Prerequisites:
- module-7/04-multi-database-architecture
Multi-Database Configuration
В предыдущем уроке вы узнали об архитектуре multi-database CDC pipeline и паттернах объединения данных из PostgreSQL и MySQL. Теперь время перейти к практической конфигурации — настроить оба коннектора и создать unified PyFlink consumer.
Эта конфигурация готова к использованию в вашем расширенном capstone проекте.
Цель урока
К концу урока вы сможете:
- Настроить PostgreSQL connector с Outbox Event Router SMT
- Настроить MySQL connector с уникальными параметрами (server.id, schema history topic)
- Развернуть оба коннектора в Kafka Connect
- Создать PyFlink consumer, обрабатывающий события из обоих источников
- Мониторить multi-database CDC pipeline
- Диагностировать типичные проблемы multi-database deployments
Формат: Complete copy-paste ready конфигурации с пояснениями критических параметров.
MySQL Outbox Table Schema
Прежде чем настраивать MySQL connector, создайте outbox table в MySQL database (параллельно PostgreSQL outbox table из основного capstone).
MySQL Outbox DDL
-- MySQL outbox table schema
-- Сравните с PostgreSQL версией из основного capstone проекта
CREATE TABLE outbox (
id CHAR(36) PRIMARY KEY DEFAULT (UUID()), -- MySQL UUID() syntax
aggregatetype VARCHAR(255) NOT NULL, -- Routing key (e.g., "orders")

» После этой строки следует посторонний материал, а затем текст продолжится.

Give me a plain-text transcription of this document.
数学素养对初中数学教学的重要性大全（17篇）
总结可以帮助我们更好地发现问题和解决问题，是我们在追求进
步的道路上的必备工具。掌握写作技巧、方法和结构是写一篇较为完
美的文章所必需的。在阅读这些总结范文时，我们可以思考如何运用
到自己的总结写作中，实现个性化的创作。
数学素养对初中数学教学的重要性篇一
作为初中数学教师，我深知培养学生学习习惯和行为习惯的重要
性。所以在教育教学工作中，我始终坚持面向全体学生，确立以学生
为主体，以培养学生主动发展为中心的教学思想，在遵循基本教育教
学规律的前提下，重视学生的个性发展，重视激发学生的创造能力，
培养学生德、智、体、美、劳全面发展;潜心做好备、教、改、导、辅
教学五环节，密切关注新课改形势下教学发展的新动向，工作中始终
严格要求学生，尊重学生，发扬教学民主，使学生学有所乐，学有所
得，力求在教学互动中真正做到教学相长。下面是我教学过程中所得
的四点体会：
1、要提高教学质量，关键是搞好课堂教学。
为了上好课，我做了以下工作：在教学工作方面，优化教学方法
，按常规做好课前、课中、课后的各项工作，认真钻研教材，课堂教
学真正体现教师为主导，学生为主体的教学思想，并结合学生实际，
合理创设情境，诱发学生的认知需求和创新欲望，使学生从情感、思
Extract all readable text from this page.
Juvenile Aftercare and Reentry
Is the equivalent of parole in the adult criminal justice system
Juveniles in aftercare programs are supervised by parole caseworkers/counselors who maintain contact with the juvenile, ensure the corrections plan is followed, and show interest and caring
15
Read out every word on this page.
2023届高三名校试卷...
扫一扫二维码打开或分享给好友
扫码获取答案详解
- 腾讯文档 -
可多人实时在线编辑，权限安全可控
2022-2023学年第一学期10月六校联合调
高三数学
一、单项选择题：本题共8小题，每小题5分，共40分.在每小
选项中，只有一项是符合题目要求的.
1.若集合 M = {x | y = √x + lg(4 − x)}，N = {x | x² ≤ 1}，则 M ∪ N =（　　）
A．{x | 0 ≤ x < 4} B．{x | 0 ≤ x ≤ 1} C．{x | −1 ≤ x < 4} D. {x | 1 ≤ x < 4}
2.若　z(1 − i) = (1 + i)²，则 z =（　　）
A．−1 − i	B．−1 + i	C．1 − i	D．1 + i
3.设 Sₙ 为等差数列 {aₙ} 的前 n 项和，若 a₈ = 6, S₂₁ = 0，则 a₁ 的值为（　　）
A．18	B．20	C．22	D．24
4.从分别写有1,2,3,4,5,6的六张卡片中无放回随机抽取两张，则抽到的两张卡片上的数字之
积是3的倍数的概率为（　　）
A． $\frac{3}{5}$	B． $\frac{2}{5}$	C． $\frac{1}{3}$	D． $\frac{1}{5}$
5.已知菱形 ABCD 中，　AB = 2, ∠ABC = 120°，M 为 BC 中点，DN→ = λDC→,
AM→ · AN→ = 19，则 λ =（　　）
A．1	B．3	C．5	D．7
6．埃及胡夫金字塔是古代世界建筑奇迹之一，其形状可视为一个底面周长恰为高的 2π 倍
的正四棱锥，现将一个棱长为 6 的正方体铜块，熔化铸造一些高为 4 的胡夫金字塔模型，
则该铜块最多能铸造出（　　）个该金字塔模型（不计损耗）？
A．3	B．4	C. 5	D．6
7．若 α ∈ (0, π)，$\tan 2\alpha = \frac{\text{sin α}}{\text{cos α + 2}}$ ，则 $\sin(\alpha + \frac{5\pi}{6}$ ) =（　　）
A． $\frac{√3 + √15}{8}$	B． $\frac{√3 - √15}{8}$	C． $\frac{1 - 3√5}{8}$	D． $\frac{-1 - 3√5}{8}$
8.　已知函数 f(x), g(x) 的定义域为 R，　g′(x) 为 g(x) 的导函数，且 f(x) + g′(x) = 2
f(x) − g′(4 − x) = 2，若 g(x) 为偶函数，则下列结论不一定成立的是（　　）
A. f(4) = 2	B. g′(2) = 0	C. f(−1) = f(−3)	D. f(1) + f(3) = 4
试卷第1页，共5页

aggregateid VARCHAR(255) NOT NULL, -- Entity ID (e.g., order_id)
type VARCHAR(255) NOT NULL, -- Event type (e.g., "OrderCreated")
payload JSON NOT NULL, -- Event data (JSON vs PostgreSQL JSONB)
created_at TIMESTAMP DEFAULT CURRENT_TIMESTAMP,
INDEX idx_created_at (created_at) -- Cleanup queries index
) ENGINE=InnoDB;
Ключевые отличия от PostgreSQL
| Аспект | PostgreSQL | MySQL |
|---|---|---|
| UUID generation | gen_random_uuid() | UUID() |
| JSON type | JSONB (binary format) | JSON (text-based with validation) |
| REPLICA IDENTITY | ALTER TABLE outbox REPLICA IDENTITY FULL; | Не требуется (binlog ROW format захватывает full row data) |
| Default storage | N/A | ENGINE=InnoDB (mandatory для binlog) |
MySQL Binlog Configuration
MySQL binlog с ROW format автоматически захватывает полные данные строк — не требуется эквивалент PostgreSQL REPLICA IDENTITY FULL. Убедитесь, что binlog_format=ROW установлен (см. Module 8 - MySQL Configuration).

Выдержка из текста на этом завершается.